One of the principal devices which Toledo employed for maximizing the amount of labor and tribute which the Spaniards could extract from the native population--while seeking to improve the living conditions of the Indians and to protect them against oppression--was to found new towns for them, called reducciones, into which the Indians were moved from their scattered dwelling places and where they had the benefit of a more regularized and, presumably, more healthful life.
Through the corregidores de indios, Toledo established to a considerable degree the rights of the Indian subjects of the Crown against Spanish encroachment on their persons, lands, and other property. He had an extensive census taken of the Indians in order to determine the numbers available for labor and to pay tribute, and he carefully fixed the amount and the type of tribute the Indians were compelled to pay and the conditions of draft labor, or mita, which they had to meet. But Toledo also punished mistreatment of the Indians by Spanish laymen.
Religion and Education
In his relationship with the Church, which was powerful and closely integrated with the civil government, Toledo worked hard to improve the condition of both the secular and regular clergy, who had been in a state of decline when the viceroy came to Peru. The viceroy insisted, with much success, on the correct fulfillment of clerical duties. He expanded religious education, and he punished immoral behavior by clerics.
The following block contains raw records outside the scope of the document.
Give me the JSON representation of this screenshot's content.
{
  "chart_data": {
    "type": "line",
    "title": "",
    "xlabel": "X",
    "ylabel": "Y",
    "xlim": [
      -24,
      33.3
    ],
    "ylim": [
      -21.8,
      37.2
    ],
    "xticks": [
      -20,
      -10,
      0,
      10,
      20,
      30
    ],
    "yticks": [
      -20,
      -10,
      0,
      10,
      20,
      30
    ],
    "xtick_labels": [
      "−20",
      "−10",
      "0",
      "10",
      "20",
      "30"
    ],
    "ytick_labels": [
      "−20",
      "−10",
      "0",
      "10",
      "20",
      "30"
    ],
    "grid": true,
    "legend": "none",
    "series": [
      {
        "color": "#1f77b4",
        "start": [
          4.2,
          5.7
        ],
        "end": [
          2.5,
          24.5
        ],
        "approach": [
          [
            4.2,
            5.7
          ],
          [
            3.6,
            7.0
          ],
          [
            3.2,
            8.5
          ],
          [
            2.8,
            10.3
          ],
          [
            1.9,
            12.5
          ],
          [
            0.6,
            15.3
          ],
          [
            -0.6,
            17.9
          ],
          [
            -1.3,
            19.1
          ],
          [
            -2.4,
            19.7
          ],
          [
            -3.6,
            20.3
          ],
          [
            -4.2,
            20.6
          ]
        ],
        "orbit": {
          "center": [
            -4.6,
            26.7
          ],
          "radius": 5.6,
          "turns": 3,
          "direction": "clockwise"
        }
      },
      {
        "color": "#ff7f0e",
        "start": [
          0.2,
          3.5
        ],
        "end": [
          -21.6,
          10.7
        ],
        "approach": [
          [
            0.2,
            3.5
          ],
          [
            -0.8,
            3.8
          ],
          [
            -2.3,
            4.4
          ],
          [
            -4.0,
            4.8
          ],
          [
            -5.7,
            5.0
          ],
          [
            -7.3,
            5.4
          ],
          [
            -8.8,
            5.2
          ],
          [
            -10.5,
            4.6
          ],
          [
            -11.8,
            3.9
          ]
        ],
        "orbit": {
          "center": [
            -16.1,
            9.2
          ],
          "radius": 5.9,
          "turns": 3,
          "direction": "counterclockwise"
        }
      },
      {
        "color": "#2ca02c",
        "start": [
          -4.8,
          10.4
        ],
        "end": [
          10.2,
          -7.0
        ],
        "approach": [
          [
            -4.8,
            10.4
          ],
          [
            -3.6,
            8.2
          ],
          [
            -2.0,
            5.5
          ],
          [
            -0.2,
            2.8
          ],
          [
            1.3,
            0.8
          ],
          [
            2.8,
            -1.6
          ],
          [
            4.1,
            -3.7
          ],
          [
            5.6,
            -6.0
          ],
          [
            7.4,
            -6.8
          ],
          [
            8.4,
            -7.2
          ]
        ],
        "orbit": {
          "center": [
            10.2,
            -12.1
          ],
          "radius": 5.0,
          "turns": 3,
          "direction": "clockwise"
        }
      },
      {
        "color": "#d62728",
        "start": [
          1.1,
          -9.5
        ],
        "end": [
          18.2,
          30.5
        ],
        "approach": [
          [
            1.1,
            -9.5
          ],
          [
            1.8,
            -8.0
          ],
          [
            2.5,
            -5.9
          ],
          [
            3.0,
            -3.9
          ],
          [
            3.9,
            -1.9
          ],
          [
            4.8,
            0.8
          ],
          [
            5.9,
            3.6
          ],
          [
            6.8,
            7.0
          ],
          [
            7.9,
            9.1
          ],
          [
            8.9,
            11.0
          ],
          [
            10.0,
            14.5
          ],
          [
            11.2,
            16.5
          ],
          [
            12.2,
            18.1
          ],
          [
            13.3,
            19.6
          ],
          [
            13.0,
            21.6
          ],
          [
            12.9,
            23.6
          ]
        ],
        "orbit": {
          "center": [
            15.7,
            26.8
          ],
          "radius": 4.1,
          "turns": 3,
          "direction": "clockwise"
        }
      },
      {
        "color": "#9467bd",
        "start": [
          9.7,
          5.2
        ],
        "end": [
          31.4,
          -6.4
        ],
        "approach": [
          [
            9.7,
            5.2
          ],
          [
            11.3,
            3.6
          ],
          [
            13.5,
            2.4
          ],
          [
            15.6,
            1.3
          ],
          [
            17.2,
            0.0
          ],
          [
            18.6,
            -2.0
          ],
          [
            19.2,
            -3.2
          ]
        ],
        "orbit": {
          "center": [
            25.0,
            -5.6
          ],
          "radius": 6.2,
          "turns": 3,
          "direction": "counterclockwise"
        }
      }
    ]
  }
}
The improvement and extension of education in the viceroyalty were other major concerns of the dynamic Toledo. The university, which had been founded in 1551, was in fact a mere secondary school run by the Dominican order. Toledo removed the school from the control of that order, gave it new endowments, reorganized its courses, and named new faculty members. These actions by the viceroy laid the basis for the fame that the University of San Marcos has achieved over the centuries since the 1570s.
Toledo was active in many other areas. For example, he established the protomedicato, a royal medical board responsible for licensing physicians and for aspects of public health. He founded many towns in Peru, Bolivia, and Argentina, and he was always active in the construction of diverse public works, ordering and seeing to completion the building of bridges, waterworks, and roads and the repair and construction of other edifices.
Toledo's career ended in 1581, when he was recalled to Spain. Philip II, as was not unusual in the days of absolute monarchy, showed more dissatisfaction than pleasure at the achievements of Toledo, especially because of the execution of Túpac Amaru, and the last years of the viceroy were spent in royal disfavor. However, in the light of history, Toledo's character as an indefatigable, loyal, and generally high-minded servant of the Crown and his multitude of accomplishments in Peru give him a lasting place as a model administrator of Spain's American empire and, indeed, within imperial history as a whole.
Further Reading
- Arthur F. Zimmerman, Francisco de Toledo, Fifth Viceroy of Peru, 1569-1581 (1938; new ed. 1968), is the only biography in English; although more a compilation of facts than a scholarly analysis, the book outlines Toledo's principal achievements in Peru. The study by Phillip A. Means, Fall of the Inca Empire and the Spanish Rule in Peru, 1530-1780 (1932), also contains information about Peru under Toledo and gives a much less favorable image of the viceroy than does Zimmerman's monograph.